Simulating behavior during an EBS outage

Simulating EBS failures is hard. The EBS volume doesn’t disappear, it just stops responding to requests. The instance mounting the EBS volume is generally unaffected overall.

The closet thing I can come up with to the behavior of a stuck EBS volume is to mount an NFS volume, and then shut down the NFS daemon. Any process reading or writing to the NFS volume will hang until the volume is reconnected.

Fortunately, there is a very important and dangerous type of issue to demonstrate how this works.

Handling EBS issues on the client side

Most out of the box automatic failover setups work great when one of the databases fails. But as mentioned above, EBS issues don’t cause database to completely fail. There will be very high iowait, and any processes using EBS-backed data may hang, but the instance in general continues running just fine. Importantly, connecting to a database instance with a ‘stuck’ EBS volume will generally succeed. However, remote requests for writing, (and reading, depending on the specifics of the database’s caching), will generally not return any data.

Most libraries for working with databases will specify both a connection timeout and a “general” timeout, but general timeout often defaults to unlimited. This is reasonable, since any specific timeout would limit long-running jobs, but not setting this to a relatively small value can sabotage any failover mechanisms.

To see what happens, lets use CouchDB and run a little test using the methodology described above. CouchDB uses HTTP as an interface, so its dead simple to work with.

Here’s the test procedure:

Set up two machines on the same network.
Machine A exports a directory via NFS, which will simulate our EBS volume.
Machine B mounts the NFS directory, and uses it to store CouchDB’s data.
After starting CouchDB, the NFS daemon is stopped.
curl is used to simulate database traffic

And here’s the result:

#everything works initially
user@machineB ~ $ curl http://127.0.0.1:5001/sampledb/doc1
{"_id":"doc1","_rev":"1-15f65339921e497348be384867bb940f","hello":"world"}
#NFSd is stopped on machine A
#now requests hang forever
user@machineB ~ $ curl http://127.0.0.1:5001/sampledb/doc1
^C
#this hangs forever too: the connection succeeded
user@machineB ~ $ curl http://127.0.0.1:5001/sampledb/doc1 --connect-timeout 5
^C
#this correctly times out
user@machineB ~ $ curl http://127.0.0.1:5001/sampledb/doc1 -m 1
curl: (28) Operation timed out after 1001 milliseconds with 0 bytes received

Any mechanism expecting the --connect-timeout option to protect against misbehaving instances will be completely defeated when EBS starts acting up.

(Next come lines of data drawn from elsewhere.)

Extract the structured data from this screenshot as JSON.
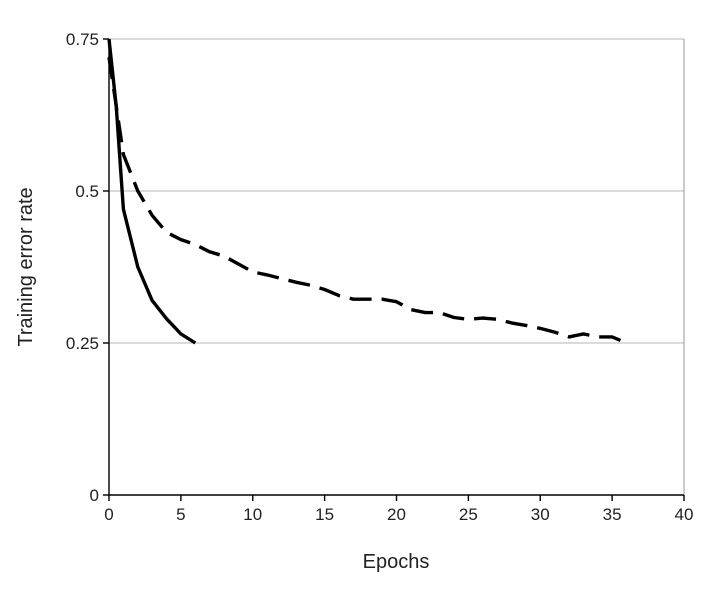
{
  "chart_data": {
    "type": "line",
    "xlabel": "Epochs",
    "ylabel": "Training error rate",
    "xlim": [
      0,
      40
    ],
    "ylim": [
      0,
      0.75
    ],
    "x_ticks": [
      0,
      5,
      10,
      15,
      20,
      25,
      30,
      35,
      40
    ],
    "x_tick_labels": [
      "0",
      "5",
      "10",
      "15",
      "20",
      "25",
      "30",
      "35",
      "40"
    ],
    "y_ticks": [
      0,
      0.25,
      0.5,
      0.75
    ],
    "y_tick_labels": [
      "0",
      "0.25",
      "0.5",
      "0.75"
    ],
    "grid": {
      "horizontal": true,
      "vertical": false
    },
    "legend": "none",
    "series": [
      {
        "style": "solid",
        "color": "#000000",
        "x": [
          0,
          0.5,
          1,
          2,
          3,
          4,
          5,
          6
        ],
        "y": [
          0.75,
          0.64,
          0.47,
          0.375,
          0.32,
          0.29,
          0.265,
          0.25
        ]
      },
      {
        "style": "dashed",
        "color": "#000000",
        "x": [
          0,
          1,
          2,
          3,
          4,
          5,
          6,
          7,
          8,
          9,
          10,
          11,
          12,
          13,
          14,
          15,
          16,
          17,
          18,
          19,
          20,
          21,
          22,
          23,
          24,
          25,
          26,
          27,
          28,
          29,
          30,
          31,
          32,
          33,
          34,
          35,
          36
        ],
        "y": [
          0.72,
          0.56,
          0.5,
          0.46,
          0.432,
          0.42,
          0.412,
          0.4,
          0.393,
          0.38,
          0.367,
          0.362,
          0.356,
          0.35,
          0.345,
          0.338,
          0.328,
          0.322,
          0.322,
          0.322,
          0.318,
          0.305,
          0.3,
          0.3,
          0.292,
          0.289,
          0.291,
          0.289,
          0.283,
          0.279,
          0.274,
          0.268,
          0.26,
          0.265,
          0.26,
          0.26,
          0.25
        ]
      }
    ]
  }
}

Be sure to look into specifically what timeout options every DB client library gives. The names may differ, but generally there is an option for connection timeouts, and another timeout for the length of the entire request. Unfortunately, the connection timeout is often the only one prominintely mentioned in documentation.

Handling everything else

I’ve covered one particularly important aspect of handling outages, but of course there’s more to it. As Amazon mentioned in their summary, EBS is one of the building blocks of several other components of AWS. Having a service completely immune to EBS-backed database issues is no good if you aren’t also prepared for ELB issues. And of course any other instance in your infrastructure can flat out fail at any time. We can’t prepare for everything, but handling single-AZ EBS outages is one thing we should all be able to handle.